Like it or not, the smartphone in your pocket says a lot about who you are. Is it fair to judge people based upon the smartphone or mobile device they purchase; probably not. However, this is just a fact of life. People buy smartphones for their capabilities, but they also buy them based upon their popularity among peers and reviews of pundits in the technology field.
While there are plenty of great phones available, notably the iPhone 5, Samsung Galaxy S III, and HTC One X+, these aren’t always affordable to everyone who wants a smartphone. This leads many people to choose the smartphone their carrier offers for free on a two-year contract, but this can lead to the purchase of some real duds. In the interest of avoiding a dud, we’ve assembled a list of smartphones that should be avoided at all costs.
It is worth noting that the devices we’ll cover have made the list for a number of reasons. Some are simply overpriced based upon their capabilities, while others are terribly designed or lacking in specifications compared to the average smartphone.
Nokia Lumia 820
Nokia has gone all in on the new Windows Phone 8 OS, designing a number of devices that will operate on the new system. The Lumia 820 is designed to be a budget choice for those looking for a smartphone with a top OS, but don’t want to shell out £36pm for that phone with a new contract.
Reviews of the 820 after its release have not been friendly. The display choice, a flat AMOLED with 800×480 resolution doesn’t take full advantage of WP8’s high resolution capabilities. The camera is also questionable as the lens easily collects dust and grime, adding glare to pictures that other devices don’t struggle with. In the end, the Lumia 820 was a second thought at Nokia and comes off as simply lacking the quality of other smartphones.
Better Choice: If you’ve had a previous good experience with Nokia or think WP8 is an excellent OS, consider the Nokia Lumia 920 instead.
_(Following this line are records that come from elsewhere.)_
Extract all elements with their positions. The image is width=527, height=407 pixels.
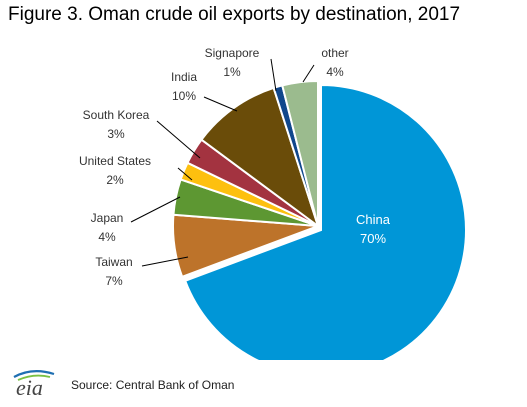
slice-label-other: other 4% xyxy=(321,46,348,79)
leader-lines xyxy=(130,58,315,267)
slice-label-south-korea: South Korea 3% xyxy=(83,108,150,141)
eia-logo: eia xyxy=(13,370,55,398)
slice-label-china: China 70% xyxy=(356,212,391,246)
pie-slice-india xyxy=(200,86,320,229)
leader-line-india xyxy=(203,96,238,112)
slice-label-united-states: United States 2% xyxy=(79,154,151,187)
slice-label-signapore: Signapore 1% xyxy=(205,46,260,79)
source-note: Source: Central Bank of Oman xyxy=(71,378,235,392)
leader-line-south-korea xyxy=(156,120,201,159)
slice-labels: China 70% Taiwan 7% Japan 4% United States 2% So… xyxy=(79,46,391,288)
leader-line-other xyxy=(302,64,315,83)
leader-line-signapore xyxy=(270,58,277,92)
slice-label-india: India 10% xyxy=(171,70,197,103)
pie-chart: China 70% Taiwan 7% Japan 4% United States 2% So… xyxy=(79,46,467,360)
chart-title: Figure 3. Oman crude oil exports by dest… xyxy=(8,4,461,25)
leader-line-united-states xyxy=(177,167,193,181)
leader-line-taiwan xyxy=(141,256,189,267)
eia-logo-text: eia xyxy=(16,375,43,398)
leader-line-japan xyxy=(130,196,181,223)
pie-slice-china xyxy=(183,83,467,360)
slice-label-japan: Japan 4% xyxy=(91,211,124,244)
pie-slice-other xyxy=(281,79,319,227)
pie-slices xyxy=(172,79,467,360)
slice-label-taiwan: Taiwan 7% xyxy=(95,255,132,288)
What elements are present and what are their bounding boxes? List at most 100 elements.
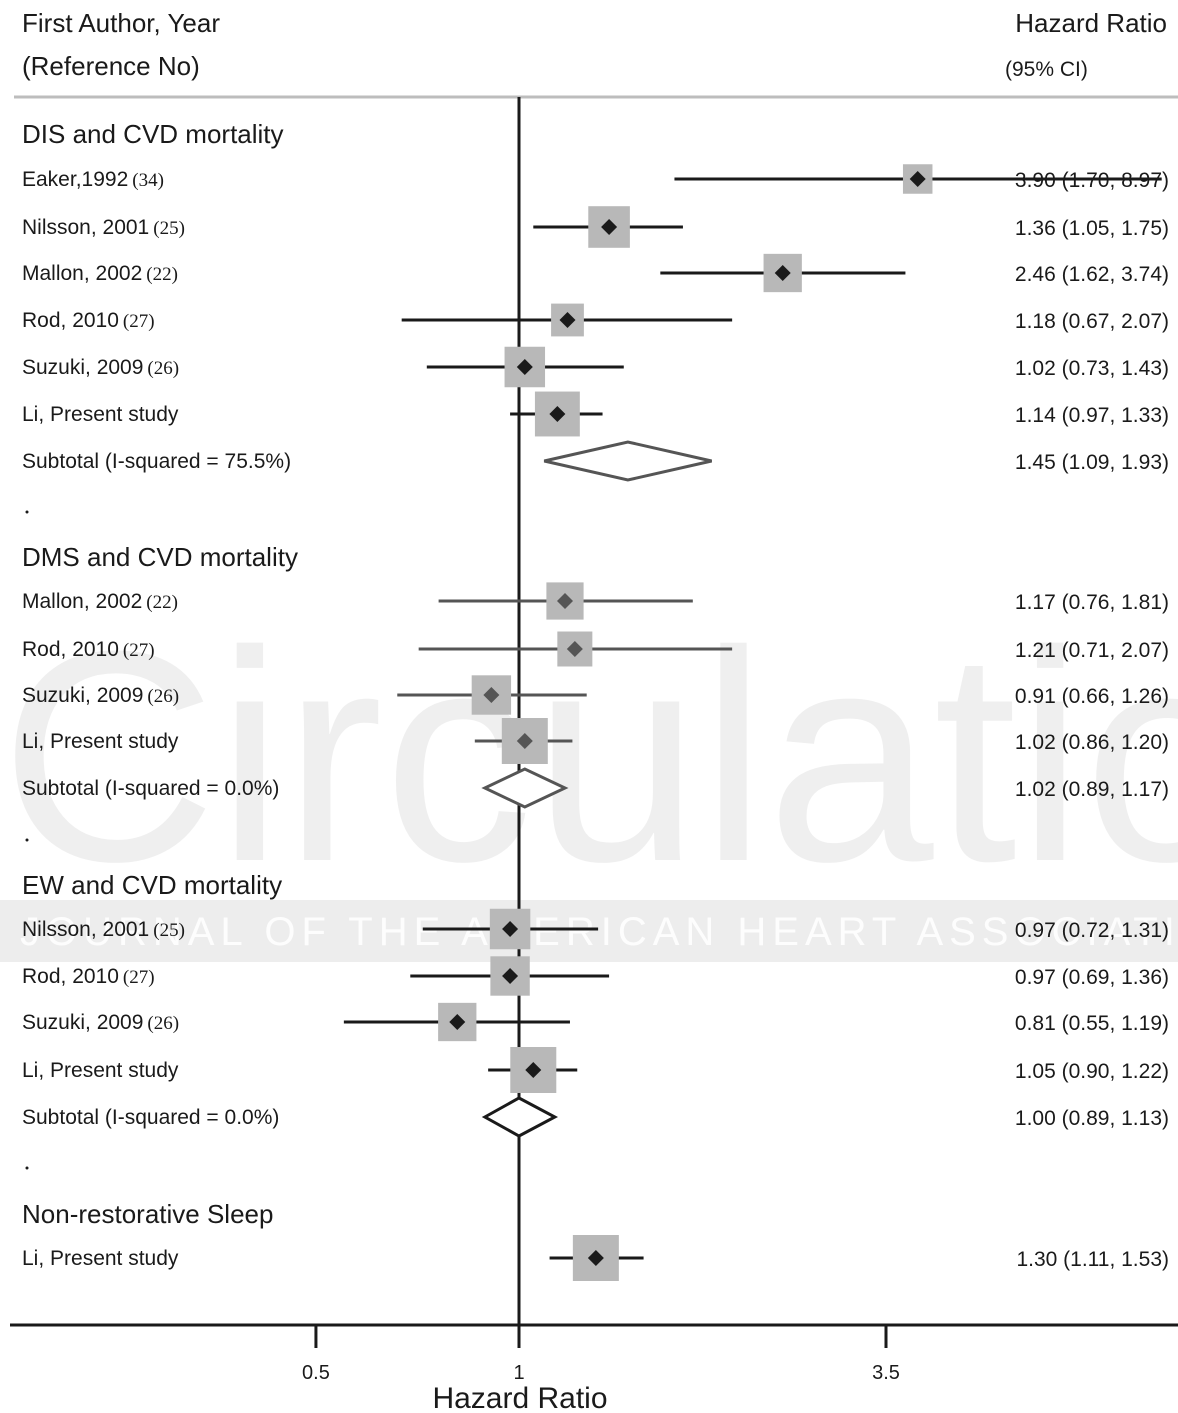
subtotal-label: Subtotal (I-squared = 75.5%) [22, 450, 291, 473]
hr-value: 1.17 (0.76, 1.81) [1015, 591, 1169, 614]
hr-value: 1.05 (0.90, 1.22) [1015, 1060, 1169, 1083]
study-reference: (22) [146, 592, 178, 613]
study-label: Mallon, 2002 (22) [22, 590, 178, 613]
point-estimate [516, 359, 533, 375]
study-row: Mallon, 2002 (22) 2.46 (1.62, 3.74) [22, 253, 1169, 293]
pooled-diamond [481, 767, 569, 809]
point-estimate [587, 1250, 604, 1266]
hr-value: 0.97 (0.69, 1.36) [1015, 966, 1169, 989]
study-row: Nilsson, 2001 (25) 1.36 (1.05, 1.75) [22, 206, 1169, 248]
subtotal-row: Subtotal (I-squared = 75.5%) 1.45 (1.09, … [22, 440, 1169, 482]
hr-value: 0.81 (0.55, 1.19) [1015, 1012, 1169, 1035]
x-tick-label: 0.5 [302, 1362, 330, 1384]
hr-value: 0.97 (0.72, 1.31) [1015, 919, 1169, 942]
point-estimate [559, 312, 576, 328]
hr-value: 0.91 (0.66, 1.26) [1015, 685, 1169, 708]
study-label: Suzuki, 2009 (26) [22, 356, 179, 379]
group-title: DIS and CVD mortality [22, 119, 284, 149]
study-group: DMS and CVD mortality Mallon, 2002 (22) 1.1… [22, 542, 1169, 842]
group-title: EW and CVD mortality [22, 870, 282, 900]
study-label: Li, Present study [22, 403, 179, 426]
group-title: DMS and CVD mortality [22, 542, 298, 572]
study-reference: (26) [147, 358, 179, 379]
x-tick-label: 1 [513, 1362, 524, 1384]
study-row: Nilsson, 2001 (25) 0.97 (0.72, 1.31) [22, 908, 1169, 950]
study-rows: DIS and CVD mortality Eaker,1992 (34) 3.90 … [22, 119, 1169, 1281]
point-estimate [774, 265, 791, 281]
study-label: Li, Present study [22, 730, 179, 753]
study-label: Li, Present study [22, 1247, 179, 1270]
study-reference: (27) [123, 967, 155, 988]
subtotal-value: 1.00 (0.89, 1.13) [1015, 1107, 1169, 1130]
header-hazard-ratio-label: Hazard Ratio [1015, 8, 1167, 38]
point-estimate [566, 641, 583, 657]
hr-value: 1.02 (0.86, 1.20) [1015, 731, 1169, 754]
study-row: Mallon, 2002 (22) 1.17 (0.76, 1.81) [22, 582, 1169, 620]
study-reference: (27) [123, 311, 155, 332]
subtotal-value: 1.45 (1.09, 1.93) [1015, 451, 1169, 474]
group-title: Non-restorative Sleep [22, 1199, 273, 1229]
study-group: DIS and CVD mortality Eaker,1992 (34) 3.90 … [22, 119, 1169, 514]
study-row: Li, Present study 1.05 (0.90, 1.22) [22, 1047, 1169, 1093]
spacer-dot [25, 1166, 29, 1170]
hr-value: 1.18 (0.67, 2.07) [1015, 310, 1169, 333]
study-reference: (25) [153, 218, 185, 239]
study-row: Li, Present study 1.14 (0.97, 1.33) [22, 391, 1169, 437]
hr-value: 1.14 (0.97, 1.33) [1015, 404, 1169, 427]
hr-value: 1.30 (1.11, 1.53) [1016, 1248, 1169, 1271]
study-reference: (25) [153, 920, 185, 941]
subtotal-label: Subtotal (I-squared = 0.0%) [22, 777, 279, 800]
study-label: Suzuki, 2009 (26) [22, 684, 179, 707]
hr-value: 1.21 (0.71, 2.07) [1015, 639, 1169, 662]
x-axis-title: Hazard Ratio [432, 1382, 607, 1413]
watermark-band [0, 900, 1178, 962]
study-label: Rod, 2010 (27) [22, 965, 155, 988]
point-estimate [502, 921, 519, 937]
subtotal-label: Subtotal (I-squared = 0.0%) [22, 1106, 279, 1129]
study-group: Non-restorative Sleep Li, Present study 1.… [22, 1199, 1169, 1281]
point-estimate [483, 687, 500, 703]
point-estimate [525, 1062, 542, 1078]
study-label: Rod, 2010 (27) [22, 638, 155, 661]
study-label: Li, Present study [22, 1059, 179, 1082]
study-group: EW and CVD mortality Nilsson, 2001 (25) 0.9… [22, 870, 1169, 1170]
study-label: Nilsson, 2001 (25) [22, 216, 185, 239]
study-label: Rod, 2010 (27) [22, 309, 155, 332]
header-author-label: First Author, Year [22, 8, 220, 38]
study-reference: (26) [147, 686, 179, 707]
hr-value: 2.46 (1.62, 3.74) [1015, 263, 1169, 286]
study-reference: (34) [132, 170, 164, 191]
study-reference: (27) [123, 640, 155, 661]
subtotal-row: Subtotal (I-squared = 0.0%) 1.00 (0.89, 1… [22, 1096, 1169, 1138]
study-row: Suzuki, 2009 (26) 1.02 (0.73, 1.43) [22, 346, 1169, 388]
hr-value: 1.02 (0.73, 1.43) [1015, 357, 1169, 380]
study-row: Suzuki, 2009 (26) 0.91 (0.66, 1.26) [22, 675, 1169, 715]
study-row: Eaker,1992 (34) 3.90 (1.70, 8.97) [22, 164, 1169, 194]
study-reference: (26) [147, 1013, 179, 1034]
x-axis-ticks: 0.5 1 3.5 [302, 1325, 900, 1384]
point-estimate [502, 968, 519, 984]
study-label: Eaker,1992 (34) [22, 168, 164, 191]
pooled-diamond [481, 1096, 559, 1138]
subtotal-row: Subtotal (I-squared = 0.0%) 1.02 (0.89, 1… [22, 767, 1169, 809]
study-row: Li, Present study 1.30 (1.11, 1.53) [22, 1235, 1169, 1281]
spacer-dot [25, 510, 29, 514]
subtotal-value: 1.02 (0.89, 1.17) [1015, 778, 1169, 801]
study-label: Suzuki, 2009 (26) [22, 1011, 179, 1034]
point-estimate [556, 593, 573, 609]
x-tick-label: 3.5 [872, 1362, 900, 1384]
header-reference-label: (Reference No) [22, 51, 200, 81]
hr-value: 1.36 (1.05, 1.75) [1015, 217, 1169, 240]
study-row: Rod, 2010 (27) 1.18 (0.67, 2.07) [22, 303, 1169, 337]
hr-value: 3.90 (1.70, 8.97) [1015, 169, 1169, 192]
study-label: Nilsson, 2001 (25) [22, 918, 185, 941]
study-row: Suzuki, 2009 (26) 0.81 (0.55, 1.19) [22, 1002, 1169, 1042]
point-estimate [909, 171, 926, 187]
study-row: Rod, 2010 (27) 0.97 (0.69, 1.36) [22, 956, 1169, 996]
study-reference: (22) [146, 264, 178, 285]
point-estimate [516, 733, 533, 749]
spacer-dot [25, 838, 29, 842]
point-estimate [601, 219, 618, 235]
pooled-diamond [543, 440, 712, 482]
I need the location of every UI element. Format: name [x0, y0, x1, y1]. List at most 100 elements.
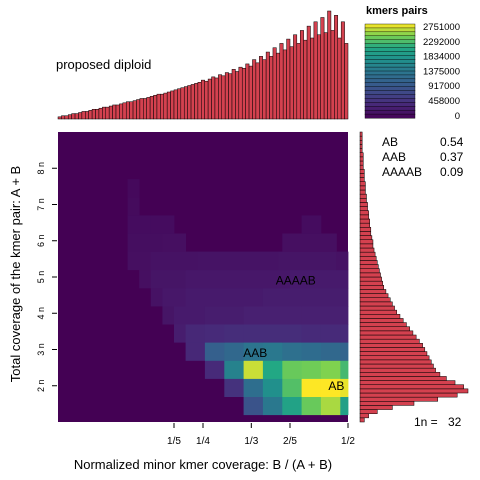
top-histogram-bar [122, 102, 127, 120]
heatmap-cell [301, 360, 322, 379]
heatmap-cell [282, 360, 302, 379]
top-histogram-bar [194, 83, 199, 120]
colorbar-label: 458000 [428, 96, 460, 107]
heatmap-cell [262, 378, 283, 397]
heatmap-cell [174, 324, 186, 343]
right-histogram-bar [359, 264, 379, 269]
heatmap-cell [243, 324, 264, 343]
heatmap-cell [127, 197, 140, 216]
right-histogram-bar [359, 372, 441, 377]
top-histogram-bar [201, 79, 205, 120]
right-histogram-bar [359, 396, 439, 402]
top-histogram-bar [255, 62, 260, 120]
top-histogram-bar [221, 75, 226, 120]
colorbar-band [364, 86, 416, 92]
heatmap-cell [150, 287, 163, 307]
right-histogram-bar [359, 243, 374, 249]
heatmap-cell [290, 269, 349, 289]
top-histogram-bar [156, 93, 161, 120]
heatmap-cell [224, 378, 244, 397]
top-histogram-bar [317, 34, 321, 120]
heatmap-cell [204, 342, 225, 361]
heatmap-cell [139, 269, 152, 289]
top-histogram-bar [81, 111, 86, 120]
smudge-label: AAAAB [276, 274, 316, 288]
heatmap-cell [340, 324, 349, 343]
top-histogram-bar [57, 116, 62, 120]
heatmap-cell [224, 324, 244, 343]
colorbar-label: 1834000 [423, 52, 460, 63]
right-histogram-bar [359, 177, 365, 182]
heatmap-cell [127, 233, 163, 252]
top-histogram-bar [74, 113, 79, 120]
colorbar-band [364, 35, 416, 41]
top-histogram-bar [265, 51, 270, 120]
heatmap-cell [150, 269, 186, 289]
right-histogram-bar [359, 280, 383, 286]
heatmap-cell [282, 342, 302, 361]
top-histogram-bar [299, 30, 304, 120]
top-histogram-bar [218, 74, 223, 120]
right-histogram [359, 131, 469, 423]
right-histogram-bar [359, 363, 434, 369]
heatmap-cell [301, 396, 322, 416]
right-histogram-bar [359, 202, 368, 207]
top-histogram-bar [95, 109, 100, 120]
heatmap-cell [243, 396, 264, 416]
heatmap-cell [243, 342, 264, 361]
top-histogram-bar [139, 98, 144, 120]
top-histogram-bar [313, 21, 318, 120]
colorbar-label: 1375000 [423, 66, 460, 77]
heatmap-cell [204, 306, 244, 325]
top-histogram-bar [67, 114, 72, 120]
heatmap-cell [197, 251, 279, 271]
top-histogram [57, 10, 349, 120]
right-histogram-bar [359, 367, 436, 373]
heatmap-cell [301, 324, 322, 343]
right-histogram-bar [359, 334, 417, 340]
right-histogram-bar [359, 318, 404, 323]
top-histogram-bar [115, 104, 120, 120]
proportions-table: AB 0.54 AAB 0.37 AAAAB 0.09 [382, 135, 464, 179]
right-histogram-bar [359, 401, 415, 406]
y-tick-label: 7 n [36, 198, 46, 211]
top-histogram-bar [334, 15, 339, 120]
y-tick-label: 4 n [36, 307, 46, 320]
proportion-value: 0.54 [440, 135, 464, 149]
top-histogram-bar [108, 105, 113, 120]
heatmap-cell [320, 360, 341, 379]
top-histogram-bar [88, 110, 93, 120]
proportion-name: AB [382, 135, 398, 149]
right-histogram-bar [359, 181, 366, 187]
top-histogram-bar [112, 104, 117, 120]
right-histogram-bar [359, 413, 369, 419]
top-histogram-bar [293, 34, 298, 120]
n-value: 32 [448, 415, 462, 429]
heatmap-cell [185, 269, 291, 289]
top-histogram-bar [105, 106, 110, 120]
right-histogram-bar [359, 388, 469, 394]
top-histogram-bar [259, 56, 263, 120]
right-histogram-bar [359, 330, 414, 336]
top-histogram-bar [296, 43, 301, 120]
top-histogram-bar [102, 106, 107, 120]
right-histogram-bar [359, 206, 368, 211]
right-histogram-bar [359, 405, 393, 410]
heatmap-cell [320, 324, 341, 343]
top-histogram-bar [337, 37, 342, 120]
top-histogram-bar [91, 109, 96, 120]
right-histogram-bar [359, 235, 373, 240]
top-histogram-bar [286, 38, 291, 120]
colorbar-band [364, 106, 416, 111]
heatmap-cell [162, 233, 186, 252]
top-histogram-bar [197, 82, 202, 120]
colorbar-band [364, 98, 416, 103]
top-histogram-bar [330, 30, 335, 120]
smudge-label: AAB [243, 346, 267, 360]
right-histogram-bar [359, 384, 464, 390]
right-histogram-bar [359, 260, 378, 265]
top-histogram-bar [136, 99, 141, 120]
top-histogram-bar [310, 37, 315, 120]
heatmap-cell [174, 306, 206, 325]
colorbar-band [364, 109, 416, 115]
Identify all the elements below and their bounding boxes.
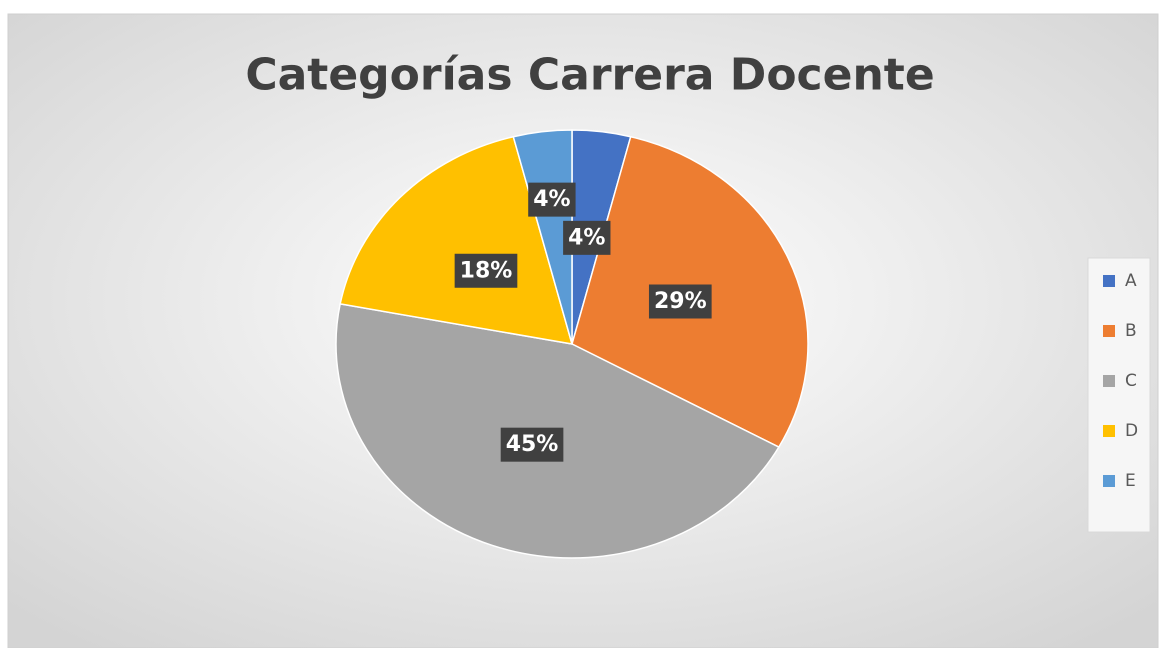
data-label-box (528, 182, 576, 217)
data-label: 29% (654, 289, 707, 314)
data-label: 45% (506, 432, 559, 457)
legend-swatch (1103, 475, 1115, 487)
legend-label: D (1125, 421, 1138, 441)
data-label-box (500, 427, 564, 462)
legend-label: B (1125, 321, 1137, 341)
legend-label: E (1125, 471, 1136, 491)
data-label-box (454, 253, 518, 288)
data-label: 4% (533, 187, 570, 212)
pie-slice (339, 135, 574, 345)
data-label: 18% (460, 258, 513, 283)
legend-swatch (1103, 425, 1115, 437)
legend-label: A (1125, 271, 1137, 291)
legend-swatch (1103, 375, 1115, 387)
data-label-box (563, 220, 611, 255)
legend-swatch (1103, 325, 1115, 337)
legend (1087, 257, 1151, 533)
legend-label: C (1125, 371, 1137, 391)
data-label-box (648, 284, 712, 319)
data-label: 4% (568, 225, 605, 250)
legend-swatch (1103, 275, 1115, 287)
chart-title: Categorías Carrera Docente (245, 50, 934, 101)
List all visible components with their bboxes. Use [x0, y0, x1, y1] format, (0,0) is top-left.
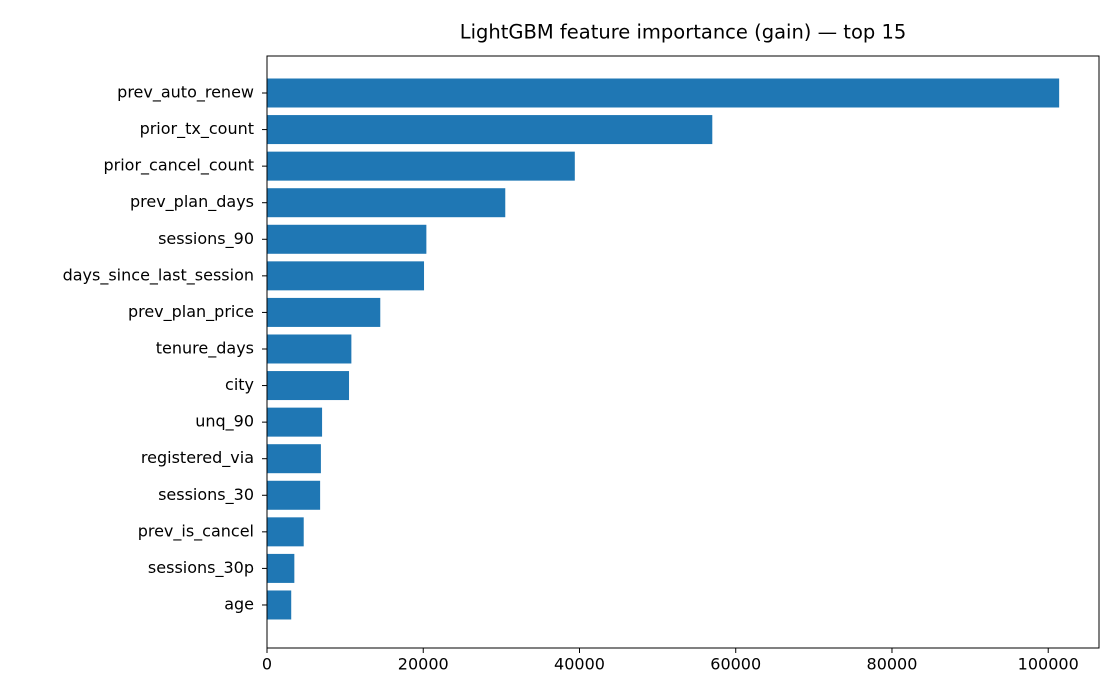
- bar: [267, 407, 323, 437]
- y-tick-label: prev_auto_renew: [117, 83, 254, 103]
- y-tick-label: city: [225, 375, 254, 394]
- y-tick-label: days_since_last_session: [63, 265, 254, 285]
- x-tick-label: 60000: [710, 655, 761, 674]
- bar: [267, 334, 352, 364]
- bar: [267, 261, 425, 291]
- y-tick-label: prior_tx_count: [140, 119, 254, 139]
- y-tick-label: sessions_30p: [148, 558, 254, 578]
- bar: [267, 78, 1060, 108]
- chart-title: LightGBM feature importance (gain) — top…: [460, 21, 907, 44]
- bar: [267, 188, 506, 218]
- axes-frame: [266, 55, 1100, 649]
- bar: [267, 517, 304, 547]
- bar: [267, 371, 350, 401]
- x-tick-label: 80000: [867, 655, 918, 674]
- x-tick-label: 0: [262, 655, 272, 674]
- y-tick-label: prev_plan_price: [128, 302, 254, 322]
- y-tick-label: unq_90: [195, 412, 254, 432]
- x-tick-label: 20000: [398, 655, 449, 674]
- bar: [267, 115, 713, 145]
- y-tick-label: prior_cancel_count: [103, 156, 254, 176]
- y-tick-label: age: [224, 594, 254, 613]
- bar: [267, 224, 427, 254]
- y-tick-label: tenure_days: [156, 338, 254, 358]
- y-tick-label: sessions_30: [158, 485, 254, 505]
- y-tick-label: sessions_90: [158, 229, 254, 249]
- bar: [267, 590, 292, 620]
- bar: [267, 553, 295, 583]
- y-tick-label: prev_is_cancel: [138, 521, 254, 541]
- bar: [267, 444, 321, 474]
- y-tick-label: prev_plan_days: [130, 192, 254, 212]
- bar: [267, 480, 321, 510]
- y-tick-label: registered_via: [141, 448, 254, 468]
- bar: [267, 151, 575, 181]
- bar: [267, 297, 381, 327]
- x-tick-label: 40000: [554, 655, 605, 674]
- x-tick-label: 100000: [1018, 655, 1079, 674]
It is more powerful with better specs, and operates WP8 more efficiently.
Motorola Droid Razr HD
By in large Motorola is one of the best smartphone makers available to American consumers. The problem with the Razr HD is the lack of upgrade over previous models. A full lineup of Droid devices is available to all customers, but the Razr HD offers only a modest upgrade over last year’s Droid models. Even worse, you’ll probably pay a fee up front with a new contract for a phone that has a tacky interface with Google’s Android OS and an overall poor design compared to competitors.
Better Choice: If you’re addicted to Motorola’s past Droid models, consider instead the RAZR MAXX. It will cost you more, but it is money well invested in a device with good power, specs, and performance.
Sony Xperia TL
Courtesy of Apple and Samsung’s dominance in the market, Sony has had a rough time developing a device that is a hit with consumers. The Xperia TL is Sony’s latest attempt to carve out a niche among the second tier of device makers such as HTC, Nokia, and Motorola. Right out of the box though, the Xperia TL is likely to be a dud.
Despite the fact that it hits the market when Android 4.2 Jelly Bean is available, the device ships with 4.0 Ice Cream Sandwich installed instead. The Xperia is simply behind the times compared to its biggest competitors, the HTC One X+ and Samsung Galaxy S III. The design is bland compared to HTC’s sleek One X Plus, and the capabilities pale in comparison to those of the Galaxy S III.
Better Choice: There might not be one from Sony. The Xperia TL was supposed to be an upgrade on the company’s Xperia Ion. Unfortunately, like the Ion it is outdated by the time it hits the market and can’t match the specs and capabilities of its competitors.
A double dip with our final choice, the Bold and Curve are the top offerings from BlackBerry and RIM at the moment. There is a glaring problem with both devices though; they are simply behind the times. They maintain smaller, non-touch screens with full QWERTY keyboards installed. Even a diehard BlackBerry fan couldn’t talk themselves into buying one of these right now. A complete lack of competitive specifications and capabilities aside, both devices will be obsolete when RIM launches BlackBerry 10 on 30 January 2013 as neither will be upgradeable to the new OS.
Better Choice: Much like Sony, BlackBerry simply doesn’t have a better device to offer consumers at the moment, sad tale for a company that dominated the early days of the smartphone market.